Surgical evacuation of hematomas

A

In patients with large cerebellar ICH (>3 cm), surgical evacuation of the hematoma can be lifesaving.

Although supratentorial hematoma evacuation does not appear to improve overall outcomes, it may be considered in patients with ICH close to the cortical surface or ICH that expands with rapid clinical deterioration in patients with a reasonable chance of recovery.

37
Q

Etiologies of intracerebral hemorrhage

A
  • Chronic hypertension – this form most often affects basal ganglia, anterior pons, and cerebellum
  • Cerebral amyloid angiopathy
  • Head trauma
  • Coagulopathy or thrombocytopenia
  • Rupture of a vascular malformation (aneurysm, AV malform, etc)
  • Hemorrhage into an ischemic stroke (hemorrhagic conversion)
  • Cerebral venous sinus thrombosis
  • Cocaine (due to acute hypertension).
  • Hemorrhagic cerebral metastases
38
Q

Hemorrhagic conversion

A

Hemorrhage into an ischemic stroke

More common with embolic strokes, septic emboli in endocarditis, and stroke in the PCA territory.

39
Q

When you see left-sided neglect, think of a lesion in the ___.

A

When you see left-sided neglect, think of a lesion in the right parietal lobe.

40
Q

If you see a ring on CT, it is likely. . .

A

. . . a central lesion with surrounding edema

41
Q

Fronto-temporal dementia

A

Type of dementia which presents with frontal lobe atrophy.

Presents with altered personality, disinhibition, abulia, and apperance of frontal release reflexes.

42
Q

Stroke syndrome summary

A
43
Q

A full motor stroke affecting one entire half of the body in the absence of other symptoms is probably localized to . . .

A

. . . the internal capsule or other midbrain territories. Probably a lacunar stroke.

44
Q

Wake-up strokes

A

Patient experiences a stroke as they are getting out of bed in the morning, or overnight as they were sleeping.

45
Q

Types of stroke that may alter consciousness

A

Strokes in the midbrain (particularly in the reticular activating system) or a large hemorrhage with diffuse compression of the brain.

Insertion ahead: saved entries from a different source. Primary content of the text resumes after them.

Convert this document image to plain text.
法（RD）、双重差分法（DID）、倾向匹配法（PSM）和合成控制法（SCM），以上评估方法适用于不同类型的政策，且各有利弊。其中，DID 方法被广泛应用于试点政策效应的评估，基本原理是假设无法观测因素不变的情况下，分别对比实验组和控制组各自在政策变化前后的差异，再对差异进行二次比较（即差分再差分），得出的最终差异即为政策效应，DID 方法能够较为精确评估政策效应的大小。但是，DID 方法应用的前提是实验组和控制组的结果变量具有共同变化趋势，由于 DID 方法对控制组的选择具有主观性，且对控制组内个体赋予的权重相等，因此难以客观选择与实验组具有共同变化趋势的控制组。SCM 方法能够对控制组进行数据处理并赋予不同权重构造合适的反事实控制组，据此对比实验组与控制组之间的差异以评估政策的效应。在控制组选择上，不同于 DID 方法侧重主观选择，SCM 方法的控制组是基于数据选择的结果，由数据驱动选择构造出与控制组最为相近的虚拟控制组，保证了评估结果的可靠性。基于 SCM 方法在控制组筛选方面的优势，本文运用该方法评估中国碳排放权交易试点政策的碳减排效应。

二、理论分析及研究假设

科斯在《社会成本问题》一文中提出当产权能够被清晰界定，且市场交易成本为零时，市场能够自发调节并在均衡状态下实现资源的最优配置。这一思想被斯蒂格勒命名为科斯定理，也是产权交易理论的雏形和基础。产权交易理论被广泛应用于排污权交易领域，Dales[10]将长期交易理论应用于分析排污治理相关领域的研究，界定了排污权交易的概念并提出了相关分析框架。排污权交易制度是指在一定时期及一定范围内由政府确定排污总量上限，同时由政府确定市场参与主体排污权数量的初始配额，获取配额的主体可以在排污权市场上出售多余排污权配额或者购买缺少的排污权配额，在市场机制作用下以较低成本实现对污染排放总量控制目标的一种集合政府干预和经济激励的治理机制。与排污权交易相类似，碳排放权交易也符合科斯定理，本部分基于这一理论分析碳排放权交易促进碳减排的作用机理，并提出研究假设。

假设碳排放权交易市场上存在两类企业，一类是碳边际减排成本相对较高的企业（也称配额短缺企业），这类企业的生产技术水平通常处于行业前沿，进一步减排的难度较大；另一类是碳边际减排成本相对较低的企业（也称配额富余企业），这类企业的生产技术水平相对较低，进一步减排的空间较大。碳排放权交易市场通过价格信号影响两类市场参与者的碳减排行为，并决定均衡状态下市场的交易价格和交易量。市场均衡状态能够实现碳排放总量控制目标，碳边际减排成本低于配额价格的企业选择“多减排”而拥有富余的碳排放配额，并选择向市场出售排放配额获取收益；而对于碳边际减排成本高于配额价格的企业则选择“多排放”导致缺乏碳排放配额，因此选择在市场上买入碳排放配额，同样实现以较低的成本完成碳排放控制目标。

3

Obstructive hydrocephalus from blood in the cerebrospinal fluid preventing CSF reabsorption commonly causes diffuse brain compression regardless of hemorrhage site, making hemorrhage slightly more likely for somnolent stroke patients.

46
Q

Deep-brain intracranial hemorrhages are often due to . . .

A

. . . hemorrhage of small blood vessels supplying the midbrain structures

Especially in patients with chronic hypertension and cigarette use/alcohol use.

Note that the risk factors for this are the same as the risk factors for a lacunar stroke, but they are clinically distinct phenomena.